Sweating lowers blood pressure by causing the dilation of blood vessels under the skin as well as loss of water and salt. I found that exercise that caused me to sweat was more effective in lowering my BP than exercise that didn’t. With sweat-inducing exercise, my systolic BP was about 10 to 20 mm Hg lower than exercise that didn’t cause me to sweat. Sweating is a natural method the body uses to control body temperature. When your body starts to heat up, whether because of exercise or outside temperature, it releases sweat from the more than 2-4 million eccrine glands spread out across your skin, pouring liquid through pores to lower body temperature. Sweating induces a ‘diuretic’ effect by causing increased loss of salt, including sodium, and this lowers blood pressure[1]. For those who can afford it, having a sauna at home could be an easy way to get sweaty.

 

  1. Keep warm

I found that my BP was generally lower in warm weather (such as summer or being in a hot country) than in cold weather (such as winter or a cold country) independent of sweating. Numerous studies have found a correlation between temperature and blood pressure, and have also generally shown higher blood pressure during winter. The explanation is that cold weather activates both the sympathetic nervous system and the renin–angiotensin-aldosterone system. Warm weather does the reverse as well as inducing sweating[1]. Therefore, following the sun when booking holidays can therefore be a good way to manage your hypertension.

 

  1. Lose weight

Weight is important if you want to say ‘goodbye’ to your antihypertensive pills. Studies have shown that by losing 5 kg (8.8 pounds), your systolic and diastolic blood pressure can drop by 4.5-3.2 mm Hg respectively[3]. If you have mild high blood pressure, weight loss alone can be sufficient to control it. Weight loss improves blood pressure, although exercise has a greater impact. This is the reverse of what I found for type 2 diabetes. Diabetes is affected more by weight loss than by exercise. In my case, I estimate that my BP was treated 80% by exercise and 20% by weight loss and my diabetes 80% by weight loss and 20% by exercise.

 

In conclusion, by combining regular exercise with being physically active throughout the day, doing something what makes you sweat, keeping warm and losing some weight, you can prevent or reverse hypertension. In this article, I decided to focus on my experience. But it’s important to note that there are other ways which, although they didn’t work for me, could work for other people. These include salt restriction, healthy diet, quitting smoking, moderating alcohol intake and managing stress.
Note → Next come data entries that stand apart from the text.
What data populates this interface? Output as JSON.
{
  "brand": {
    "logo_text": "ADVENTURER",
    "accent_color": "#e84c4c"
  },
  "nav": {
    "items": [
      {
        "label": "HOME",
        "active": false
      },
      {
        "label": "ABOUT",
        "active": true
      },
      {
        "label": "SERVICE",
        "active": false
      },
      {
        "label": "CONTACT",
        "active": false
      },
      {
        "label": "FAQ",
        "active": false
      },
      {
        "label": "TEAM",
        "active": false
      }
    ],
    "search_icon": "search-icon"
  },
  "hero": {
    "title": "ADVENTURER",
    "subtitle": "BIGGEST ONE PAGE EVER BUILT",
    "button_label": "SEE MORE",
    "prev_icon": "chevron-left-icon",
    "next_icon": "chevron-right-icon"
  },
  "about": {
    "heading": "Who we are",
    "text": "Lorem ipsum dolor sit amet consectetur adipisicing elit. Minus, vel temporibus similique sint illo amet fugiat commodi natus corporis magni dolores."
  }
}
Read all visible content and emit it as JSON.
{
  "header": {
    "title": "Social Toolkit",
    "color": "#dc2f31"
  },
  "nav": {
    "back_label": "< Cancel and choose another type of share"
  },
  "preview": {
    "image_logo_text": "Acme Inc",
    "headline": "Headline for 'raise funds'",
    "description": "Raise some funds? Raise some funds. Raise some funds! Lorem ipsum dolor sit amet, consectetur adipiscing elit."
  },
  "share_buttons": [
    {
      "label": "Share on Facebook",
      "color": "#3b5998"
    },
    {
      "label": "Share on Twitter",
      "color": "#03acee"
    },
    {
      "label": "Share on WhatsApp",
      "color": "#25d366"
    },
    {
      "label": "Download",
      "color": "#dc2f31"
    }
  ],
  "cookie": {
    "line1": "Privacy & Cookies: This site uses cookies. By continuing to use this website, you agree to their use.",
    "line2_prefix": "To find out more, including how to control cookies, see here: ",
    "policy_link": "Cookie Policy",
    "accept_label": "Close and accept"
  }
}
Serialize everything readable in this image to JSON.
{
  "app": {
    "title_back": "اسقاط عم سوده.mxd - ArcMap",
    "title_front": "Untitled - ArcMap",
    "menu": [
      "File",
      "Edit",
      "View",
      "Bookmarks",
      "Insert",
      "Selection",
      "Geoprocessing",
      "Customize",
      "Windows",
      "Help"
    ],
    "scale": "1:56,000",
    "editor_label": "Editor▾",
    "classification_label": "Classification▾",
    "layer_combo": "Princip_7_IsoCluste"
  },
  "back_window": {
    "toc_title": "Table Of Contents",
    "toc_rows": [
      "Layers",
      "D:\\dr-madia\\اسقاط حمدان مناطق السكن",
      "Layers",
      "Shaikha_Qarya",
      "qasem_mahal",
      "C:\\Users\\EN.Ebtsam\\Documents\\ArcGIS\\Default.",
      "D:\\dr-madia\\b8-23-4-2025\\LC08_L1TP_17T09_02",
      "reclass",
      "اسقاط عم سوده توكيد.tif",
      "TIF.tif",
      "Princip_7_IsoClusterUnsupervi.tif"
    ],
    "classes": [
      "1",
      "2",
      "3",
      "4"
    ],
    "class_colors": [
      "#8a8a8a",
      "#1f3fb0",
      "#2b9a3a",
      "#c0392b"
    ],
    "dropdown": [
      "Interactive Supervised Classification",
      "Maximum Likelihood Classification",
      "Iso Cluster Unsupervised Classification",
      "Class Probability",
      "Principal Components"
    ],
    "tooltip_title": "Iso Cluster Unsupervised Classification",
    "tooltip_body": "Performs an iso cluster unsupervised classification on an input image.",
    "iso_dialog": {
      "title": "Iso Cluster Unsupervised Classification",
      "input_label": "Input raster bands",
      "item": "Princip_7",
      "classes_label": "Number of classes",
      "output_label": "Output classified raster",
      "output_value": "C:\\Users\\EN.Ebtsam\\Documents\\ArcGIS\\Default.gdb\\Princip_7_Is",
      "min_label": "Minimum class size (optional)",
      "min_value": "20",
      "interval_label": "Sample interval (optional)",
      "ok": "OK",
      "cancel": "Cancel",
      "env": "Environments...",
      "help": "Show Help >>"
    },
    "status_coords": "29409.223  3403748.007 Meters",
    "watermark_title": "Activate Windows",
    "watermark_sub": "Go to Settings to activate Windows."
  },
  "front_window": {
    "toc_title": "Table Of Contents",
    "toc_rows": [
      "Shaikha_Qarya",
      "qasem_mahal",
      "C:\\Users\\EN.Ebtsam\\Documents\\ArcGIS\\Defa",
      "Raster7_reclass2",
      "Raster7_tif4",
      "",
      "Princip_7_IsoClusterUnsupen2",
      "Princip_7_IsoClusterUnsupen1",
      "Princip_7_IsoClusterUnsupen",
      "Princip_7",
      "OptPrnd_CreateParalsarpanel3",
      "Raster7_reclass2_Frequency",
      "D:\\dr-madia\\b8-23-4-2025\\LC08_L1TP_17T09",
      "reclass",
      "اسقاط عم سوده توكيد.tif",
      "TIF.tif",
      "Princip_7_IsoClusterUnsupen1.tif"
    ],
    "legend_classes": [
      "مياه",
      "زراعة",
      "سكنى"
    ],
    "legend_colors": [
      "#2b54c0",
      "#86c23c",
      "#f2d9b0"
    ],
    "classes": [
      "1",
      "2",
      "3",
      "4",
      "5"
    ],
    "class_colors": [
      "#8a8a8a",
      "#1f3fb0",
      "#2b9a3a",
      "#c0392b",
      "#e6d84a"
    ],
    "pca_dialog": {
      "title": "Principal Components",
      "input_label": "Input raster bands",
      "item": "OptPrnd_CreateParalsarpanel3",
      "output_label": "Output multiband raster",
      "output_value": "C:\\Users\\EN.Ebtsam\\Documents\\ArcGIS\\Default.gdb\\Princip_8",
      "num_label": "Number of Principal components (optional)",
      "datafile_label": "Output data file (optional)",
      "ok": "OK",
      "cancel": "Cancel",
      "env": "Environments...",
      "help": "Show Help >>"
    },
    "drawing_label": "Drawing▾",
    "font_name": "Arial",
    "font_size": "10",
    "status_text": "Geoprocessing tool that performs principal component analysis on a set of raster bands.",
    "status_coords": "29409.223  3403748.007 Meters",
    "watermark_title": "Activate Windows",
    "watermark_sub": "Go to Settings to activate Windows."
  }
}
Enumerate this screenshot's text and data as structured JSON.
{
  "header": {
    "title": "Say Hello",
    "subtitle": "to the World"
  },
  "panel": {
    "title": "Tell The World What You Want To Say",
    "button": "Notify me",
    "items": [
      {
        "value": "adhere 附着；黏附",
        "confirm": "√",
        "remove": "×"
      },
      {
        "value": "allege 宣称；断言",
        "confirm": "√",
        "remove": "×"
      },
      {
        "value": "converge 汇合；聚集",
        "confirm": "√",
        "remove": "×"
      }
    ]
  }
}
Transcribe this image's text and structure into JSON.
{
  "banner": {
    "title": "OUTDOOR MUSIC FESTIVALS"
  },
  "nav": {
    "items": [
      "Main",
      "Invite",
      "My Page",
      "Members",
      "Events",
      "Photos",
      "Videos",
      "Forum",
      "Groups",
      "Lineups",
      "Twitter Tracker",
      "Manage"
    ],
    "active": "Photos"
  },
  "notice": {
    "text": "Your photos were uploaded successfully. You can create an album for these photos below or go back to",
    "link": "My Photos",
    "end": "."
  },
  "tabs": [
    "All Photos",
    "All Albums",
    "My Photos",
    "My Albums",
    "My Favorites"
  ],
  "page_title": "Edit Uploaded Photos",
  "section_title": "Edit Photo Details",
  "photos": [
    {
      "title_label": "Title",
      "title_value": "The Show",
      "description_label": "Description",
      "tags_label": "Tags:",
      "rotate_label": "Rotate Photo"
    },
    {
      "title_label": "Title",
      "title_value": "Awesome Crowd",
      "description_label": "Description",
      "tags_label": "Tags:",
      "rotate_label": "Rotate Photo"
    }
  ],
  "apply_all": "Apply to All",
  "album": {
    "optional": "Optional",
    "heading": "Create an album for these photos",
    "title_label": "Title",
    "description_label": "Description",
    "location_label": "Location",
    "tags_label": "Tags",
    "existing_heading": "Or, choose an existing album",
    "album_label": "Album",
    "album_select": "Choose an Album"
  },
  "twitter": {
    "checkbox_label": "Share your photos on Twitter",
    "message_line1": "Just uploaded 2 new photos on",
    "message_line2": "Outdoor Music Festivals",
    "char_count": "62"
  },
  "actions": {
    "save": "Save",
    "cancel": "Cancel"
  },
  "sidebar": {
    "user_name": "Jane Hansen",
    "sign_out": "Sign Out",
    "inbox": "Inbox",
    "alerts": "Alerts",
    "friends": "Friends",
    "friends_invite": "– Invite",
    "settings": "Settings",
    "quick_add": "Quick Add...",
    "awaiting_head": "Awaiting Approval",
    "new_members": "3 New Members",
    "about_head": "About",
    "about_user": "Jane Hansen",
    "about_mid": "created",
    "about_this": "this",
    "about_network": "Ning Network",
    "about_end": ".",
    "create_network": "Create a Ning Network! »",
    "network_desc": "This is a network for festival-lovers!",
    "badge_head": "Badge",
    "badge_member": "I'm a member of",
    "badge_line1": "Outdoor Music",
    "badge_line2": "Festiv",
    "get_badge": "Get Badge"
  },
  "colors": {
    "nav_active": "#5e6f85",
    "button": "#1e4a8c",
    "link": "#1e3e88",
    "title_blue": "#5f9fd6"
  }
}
One of my self-experiments was to find out the effect of altitude on my BP. It’s well known that the higher you climb, the higher the BP. However, I found that the effect of exercise and sweating was so strong that it completely overrode any effect of altitude on my BP.

These are just a few of the lessons I have learnt self-experimenting which helped me reverse both hypertension and type 2 diabetes. After hesitating for several years, I finally decided to put my experience in writing because I felt it could help many people, or at least the methods I used could be applied by anyone to find out what works for them. I have written down all my lessons in a book No Pills, No Needles which is coming out in May 2021.

 

[1] Rosenthal T. Seasonal variations in blood pressure. American Journal of Geriatric Cardiology 2004; 13(5): 267–272.

[2] Nystoriak MA, Bhatnagar A. Cardiovascular effects and benefits of exercise. Frontiers in Cardiovascular Medicine 2018; 5: 135.

[3] Fortenberry K, Ricks J, Kovach FE. How much does weight loss affect hypertension? Journal of Family Practice 2013; 62(5): 258–259.